Danville to consider letting youth group use high school in summer
DANVILLE — For the past four summers, First Presbyterian Church of Danville youth group members have traveled to various towns across the country to help rehab homes for elderly, low-income and disabled residents through the national Group Cares organization.
Now Pastor Jimmy Hopper, the church's minister, and Bob Turley, Group Care's manager, are working on bringing one of the organization's "workcamps" to Danville in the summer of 2014.
"It's just a really neat experience for the youth volunteers and the community," said Hopper, who, along with Turley, will present an overview of the program to Danville school board members on Wednesday. "It's hands-on mission work and spiritual growth."
Hopper is requesting permission to use a school for a week that summer to lodge the youth volunteers, chaperones and Group Cares staff who will direct the citywide rehab. Group Cares would reimburse the district for all costs related to the stay, including meals and work done by cooks and custodians.
Superintendent Mark Denman has researched the program and talked with Hopper, Turley and representatives from other communities that have hosted rehabs. He plans to recommend that the organization be allowed to use the high school, which has the most room and amenities including separate boys and girls' sleeping areas, shower and restroom facilities, a cafeteria and the auditorium and field house for activities.
"We will have summer school going on, but we hope we can work it out," Denman said. "We would like to have the opportunity for the people in the community to have their homes repaired."
The Danville school board will meet at 6:30 p.m. Wednesday at the Jackson Building, 516 N. Jackson St., Danville. A copy of the agenda is available online at http://bit.ly/X0bpy3.
Established in 1977, the Loveland, Colo.-based organization — formerly called the Group Workcamps Foundation — is a nonprofit volunteer-service home repair organization and Christian youth ministry that aims to help residents do much-needed projects that they can't afford or aren't physically able to do themselves.
Since it started, the organization has held rehabs in hundreds of communities in the U.S., Canada, Mexico and Puerto Rico, including areas that have been hit hard by natural disasters.
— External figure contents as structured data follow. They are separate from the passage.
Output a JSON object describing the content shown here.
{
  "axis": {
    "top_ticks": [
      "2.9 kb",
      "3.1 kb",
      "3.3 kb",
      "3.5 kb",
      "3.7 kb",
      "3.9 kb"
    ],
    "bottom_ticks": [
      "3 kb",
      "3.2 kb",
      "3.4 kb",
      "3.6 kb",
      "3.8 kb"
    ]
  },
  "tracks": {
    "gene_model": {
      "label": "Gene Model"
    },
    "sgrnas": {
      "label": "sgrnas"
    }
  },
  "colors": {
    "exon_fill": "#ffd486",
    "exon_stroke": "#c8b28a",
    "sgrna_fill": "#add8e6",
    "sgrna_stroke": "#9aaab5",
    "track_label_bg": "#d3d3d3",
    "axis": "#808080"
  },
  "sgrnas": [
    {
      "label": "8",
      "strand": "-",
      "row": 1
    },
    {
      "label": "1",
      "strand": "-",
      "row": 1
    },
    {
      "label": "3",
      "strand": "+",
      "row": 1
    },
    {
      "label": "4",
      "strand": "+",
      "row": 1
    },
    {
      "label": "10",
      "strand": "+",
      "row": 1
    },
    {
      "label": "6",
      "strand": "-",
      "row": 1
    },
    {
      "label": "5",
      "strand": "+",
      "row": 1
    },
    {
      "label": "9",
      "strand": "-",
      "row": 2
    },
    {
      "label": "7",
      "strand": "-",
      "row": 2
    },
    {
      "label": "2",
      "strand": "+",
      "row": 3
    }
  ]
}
In 2012, it co-sponsored 43 rehabs involving 20,000 volunteers.
Group Cares recruits between 250 and 400 youth volunteers and chaperones for a weeklong camp. Volunteers and chaperones, or their church sponsor, must pay their $400 or so sign-up fee.
After selecting the 50 to 70 homes and deciding what work will be done, the organization also works with local businesses to obtain materials and supplies and provides a seasoned project manager and trained staff to oversee all aspects of the workcamp.
Hopper said between 10 and 12 members of First Presbyterian's youth group and chaperones have volunteered at rehabs each summer since 2009. They've traveled to Tecumseh, Mich.; Lexington, N.C.; Mount Vernon; Red Lake, Minn.; and are returning to Mount Vernon this summer.
Once at the site, youth are divided up into work crews based on their skills, and each youth is given a specific responsibility on his or her crew.
"It's quite an operation," Hopper said, adding though kids arrive with their group, they work alongside peers from all over the country. "They do everything from painting houses to building porches and wheelchair ramps to dry walling to landscaping."
Hopper said each day, the organization holds worship services and Bible studies for youth. At the end of the week, residents of the homes that are repaired are invited to join a large worship service.
Hopper said the projects have restored entire neighborhoods, revitalized and pumped thousands of dollars into local communities and done much more.
"It's just letting people know that God loves them, and the best example of God's love is through hands-on ministry," he said.